Model serving
Maki Nage provides an operator dedicated to model serving. This serve operator makes deployment of a machine learning model very easy. The key features of Maki Nage model serving are:
Real-time inference from a Kafka source topic.
Inference result is sent on a Kafka sink topic.
Automated model update.
Support of any machine learning model, packaged with MlFlow.
Customization of the whole inference pipeline: data pre/post-processing, and inference.
Data Flow
The following figure shows the dataflow of Maki Nage model serving:

The data source is a Kafka topic. Each event then goes to three stages:
pre-transform: Each Kafka event is transformed in a format suitable for inference by the model.
predict: Model prediction is done for each pre-transformed event.
post-transform: Each prediction is transformed in a format sent back on Kafka.
Each step has a default behavior. So in some cases, no dedicated code is needed to deploy a model. Here is the default behavior of each step:
pre-transform: Create a NumPy array from the source event.
predict: Call the model predict method.
post-transform: Return a tuple (utterance, prediction).
Here is an example configuration file that can be used to serve a model where input and output data are encoded as JSON:
name: my_model_serving
endpoint: "localhost"
- name: data
encoder: makinage.encoding.json
- name: model
encoder: makinage.encoding.none
start_from: last
- name: predict
encoder: makinage.encoding.json
factory: makinage.serve:serve
- model
- data
- predict
serve: {}
The service is started the same way as any Maki Nage application:
makinage --config config.serve.yaml
docker run makinage/makinage -v config.publish.yaml:/opt/makinage/config.yaml:ro
Once started the service waits for a model to be pushed on the model Kafka topic. This model can be pushed with makinage-model-publisher. This CLI tool also needs a configuration file:
name: my_model_publisher
endpoint: "localhost"
- topic: model
path: /.../model/
makinage-model-publisher --config config.publish.yaml
docker run makinage/model-publisher -v config.publish.yaml:/opt/makinage/config.yaml:ro
Custom Logic
Each of the three data flow steps can be customized for specific behavior.
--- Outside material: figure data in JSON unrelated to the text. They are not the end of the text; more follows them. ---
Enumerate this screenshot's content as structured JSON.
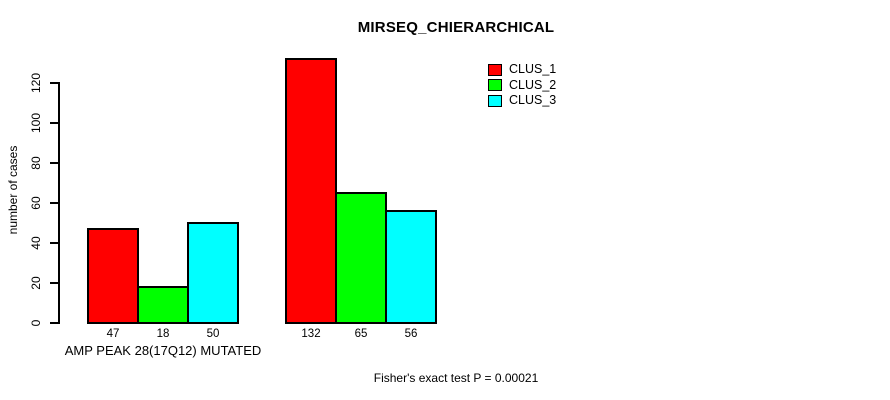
{
  "chart_data": {
    "type": "bar",
    "title": "MIRSEQ_CHIERARCHICAL",
    "ylabel": "number of cases",
    "xlabel": "AMP PEAK 28(17Q12) MUTATED",
    "categories": [
      "AMP PEAK 28(17Q12) MUTATED",
      ""
    ],
    "series": [
      {
        "name": "CLUS_1",
        "color": "#FF0000",
        "values": [
          47,
          132
        ]
      },
      {
        "name": "CLUS_2",
        "color": "#00FF00",
        "values": [
          18,
          65
        ]
      },
      {
        "name": "CLUS_3",
        "color": "#00FFFF",
        "values": [
          50,
          56
        ]
      }
    ],
    "yticks": [
      0,
      20,
      40,
      60,
      80,
      100,
      120
    ],
    "ylim": [
      0,
      132
    ],
    "grid": false,
    "legend_position": "top-right",
    "annotation": "Fisher's exact test P = 0.00021"
  },
  "colors": {
    "background": "#FFFFFF",
    "axis": "#000000",
    "bar_border": "#000000"
  }
}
One has to write factory functions for each step that must be overloaded. these functions must be available as python packages and declared in the configuration:
name: my_model_serving
endpoint: "localhost"
- name: data
encoder: makinage.encoding.json
- name: model
encoder: makinage.encoding.none
start_from: last
- name: predict
encoder: makinage.encoding.json
factory: makinage.serve:serve
- model
- data
- predict
pre_transform: my_model.serve:pre_transform
predict: my_model.serve:predict
post_transform: my_model.serve:post_transform
These factories are called each time the configuration or the model change. Any update is taken into account without needing to restart the service.
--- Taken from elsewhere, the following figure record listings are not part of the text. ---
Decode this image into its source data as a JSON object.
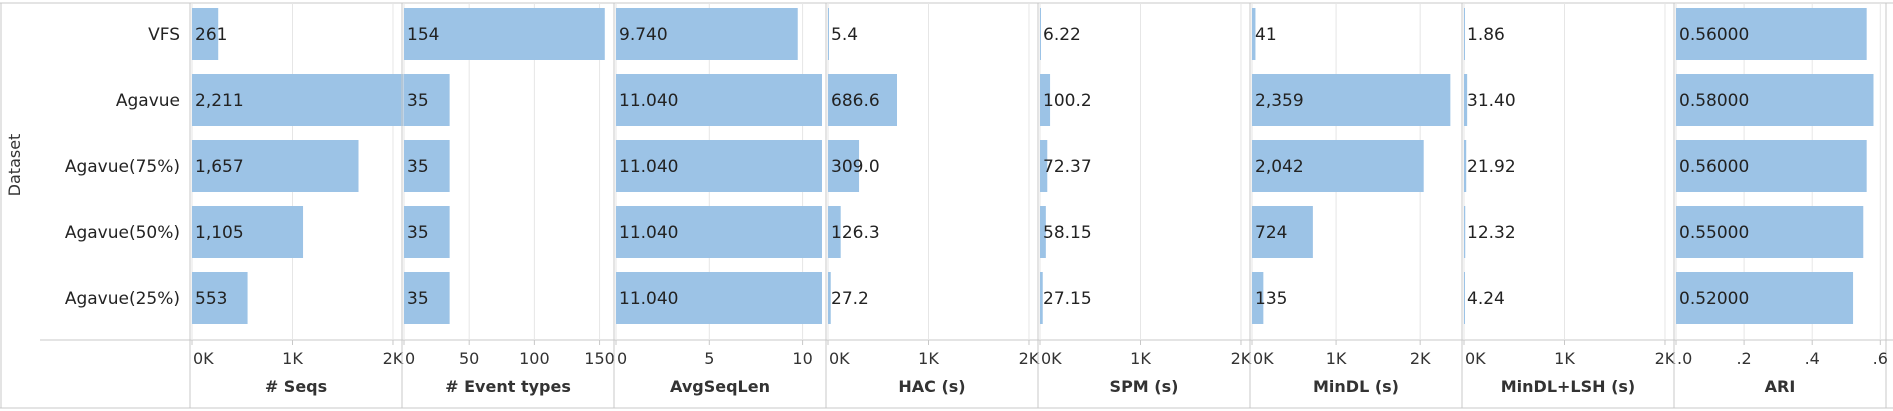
{
  "colors": {
    "bar": "#9cc3e6",
    "grid": "#c8c8c8",
    "text": "#222222"
  },
  "row_axis_title": "Dataset",
  "chart_data": {
    "type": "bar",
    "orientation": "horizontal",
    "categories": [
      "VFS",
      "Agavue",
      "Agavue(75%)",
      "Agavue(50%)",
      "Agavue(25%)"
    ],
    "panels": [
      {
        "title": "# Seqs",
        "min": 0,
        "max": 2050,
        "ticks": [
          {
            "v": 0,
            "label": "0K"
          },
          {
            "v": 1000,
            "label": "1K"
          },
          {
            "v": 2000,
            "label": "2K"
          }
        ],
        "values": [
          261,
          2211,
          1657,
          1105,
          553
        ],
        "labels": [
          "261",
          "2,211",
          "1,657",
          "1,105",
          "553"
        ]
      },
      {
        "title": "# Event types",
        "min": 0,
        "max": 158,
        "ticks": [
          {
            "v": 0,
            "label": "0"
          },
          {
            "v": 50,
            "label": "50"
          },
          {
            "v": 100,
            "label": "100"
          },
          {
            "v": 150,
            "label": "150"
          }
        ],
        "values": [
          154,
          35,
          35,
          35,
          35
        ],
        "labels": [
          "154",
          "35",
          "35",
          "35",
          "35"
        ]
      },
      {
        "title": "AvgSeqLen",
        "min": 0,
        "max": 11.04,
        "ticks": [
          {
            "v": 0,
            "label": "0"
          },
          {
            "v": 5,
            "label": "5"
          },
          {
            "v": 10,
            "label": "10"
          }
        ],
        "values": [
          9.74,
          11.04,
          11.04,
          11.04,
          11.04
        ],
        "labels": [
          "9.740",
          "11.040",
          "11.040",
          "11.040",
          "11.040"
        ]
      },
      {
        "title": "HAC (s)",
        "min": 0,
        "max": 2050,
        "ticks": [
          {
            "v": 0,
            "label": "0K"
          },
          {
            "v": 1000,
            "label": "1K"
          },
          {
            "v": 2000,
            "label": "2K"
          }
        ],
        "values": [
          5.4,
          686.6,
          309.0,
          126.3,
          27.2
        ],
        "labels": [
          "5.4",
          "686.6",
          "309.0",
          "126.3",
          "27.2"
        ]
      },
      {
        "title": "SPM  (s)",
        "min": 0,
        "max": 2050,
        "ticks": [
          {
            "v": 0,
            "label": "0K"
          },
          {
            "v": 1000,
            "label": "1K"
          },
          {
            "v": 2000,
            "label": "2K"
          }
        ],
        "values": [
          6.22,
          100.2,
          72.37,
          58.15,
          27.15
        ],
        "labels": [
          "6.22",
          "100.2",
          "72.37",
          "58.15",
          "27.15"
        ]
      },
      {
        "title": "MinDL (s)",
        "min": 0,
        "max": 2450,
        "ticks": [
          {
            "v": 0,
            "label": "0K"
          },
          {
            "v": 1000,
            "label": "1K"
          },
          {
            "v": 2000,
            "label": "2K"
          }
        ],
        "values": [
          41,
          2359,
          2042,
          724,
          135
        ],
        "labels": [
          "41",
          "2,359",
          "2,042",
          "724",
          "135"
        ]
      },
      {
        "title": "MinDL+LSH (s)",
        "min": 0,
        "max": 2050,
        "ticks": [
          {
            "v": 0,
            "label": "0K"
          },
          {
            "v": 1000,
            "label": "1K"
          },
          {
            "v": 2000,
            "label": "2K"
          }
        ],
        "values": [
          1.86,
          31.4,
          21.92,
          12.32,
          4.24
        ],
        "labels": [
          "1.86",
          "31.40",
          "21.92",
          "12.32",
          "4.24"
        ]
      },
      {
        "title": "ARI",
        "min": 0,
        "max": 0.605,
        "ticks": [
          {
            "v": 0,
            "label": ".0"
          },
          {
            "v": 0.2,
            "label": ".2"
          },
          {
            "v": 0.4,
            "label": ".4"
          },
          {
            "v": 0.6,
            "label": ".6"
          }
        ],
        "values": [
          0.56,
          0.58,
          0.56,
          0.55,
          0.52
        ],
        "labels": [
          "0.56000",
          "0.58000",
          "0.56000",
          "0.55000",
          "0.52000"
        ]
      }
    ]
  }
}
Here is an example of a pre-transform overload:
def pre_transform(config):
field = config['config']['serve']['input_field']
def _transform(i):
return np.array(i[field])
return _transform
The pre-transform function is a factory function. It takes the configuration object as a parameter and returns the actual pre-transform function. The returned transform function is called for each event received on the input stream. If the transform function returns None, then the prediction is skipped. In this example, only one field of the input event is used and converted to a NumPy array.
Here is an example of a predict overload:
def predict(model, config):
threshold = config['config']['serve']['threshold']
def _predict(i):
proba = model.predict_proba(i)
if proba >= threshold:
return True
return False
return _predict
The predict function is a factory function. It takes the model and configuration objects as parameters and returns the actual predict function. The returned predict function is called for each event received on the input stream. If the predict function returns None, then the prediction is skipped. In this example, the default behavior of predict is changed with a call of predic_proba. After that, a threshold is used to decide if the binary classification is true or false.
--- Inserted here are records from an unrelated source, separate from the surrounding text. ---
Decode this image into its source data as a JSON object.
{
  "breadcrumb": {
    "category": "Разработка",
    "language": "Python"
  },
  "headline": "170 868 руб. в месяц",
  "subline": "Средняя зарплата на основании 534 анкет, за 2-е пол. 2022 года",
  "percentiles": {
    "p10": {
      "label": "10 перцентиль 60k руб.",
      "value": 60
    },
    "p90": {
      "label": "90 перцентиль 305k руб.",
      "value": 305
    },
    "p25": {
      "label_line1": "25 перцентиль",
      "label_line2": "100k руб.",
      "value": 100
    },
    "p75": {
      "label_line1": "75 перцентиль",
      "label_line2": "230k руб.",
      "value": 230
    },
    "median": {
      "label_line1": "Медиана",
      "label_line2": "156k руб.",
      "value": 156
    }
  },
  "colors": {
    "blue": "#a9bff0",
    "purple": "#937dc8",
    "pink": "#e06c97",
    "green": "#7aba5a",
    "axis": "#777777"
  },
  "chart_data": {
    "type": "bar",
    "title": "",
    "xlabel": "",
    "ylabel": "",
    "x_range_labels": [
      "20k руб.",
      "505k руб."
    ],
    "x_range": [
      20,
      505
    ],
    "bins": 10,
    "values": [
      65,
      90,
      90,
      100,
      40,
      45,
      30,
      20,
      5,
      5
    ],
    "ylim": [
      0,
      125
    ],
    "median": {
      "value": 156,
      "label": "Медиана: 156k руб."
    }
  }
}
Here is an example of a post-transform overload:
def post_transform(config):
def _transform(i, pred):
if pred is False:
return None
return (i, pred)
return _transform
The post-transform function is a factory function. It takes the configuration object as a parameter and returns the actual post-transform function. The returned transform function is called for each prediction from the model. If the predict transform returns None, then the prediction is skipped. In this example, the resulting prediction is skipped if the prediction is False. As a consequence, only True predictions are sent on the sink Kafka topic of the service.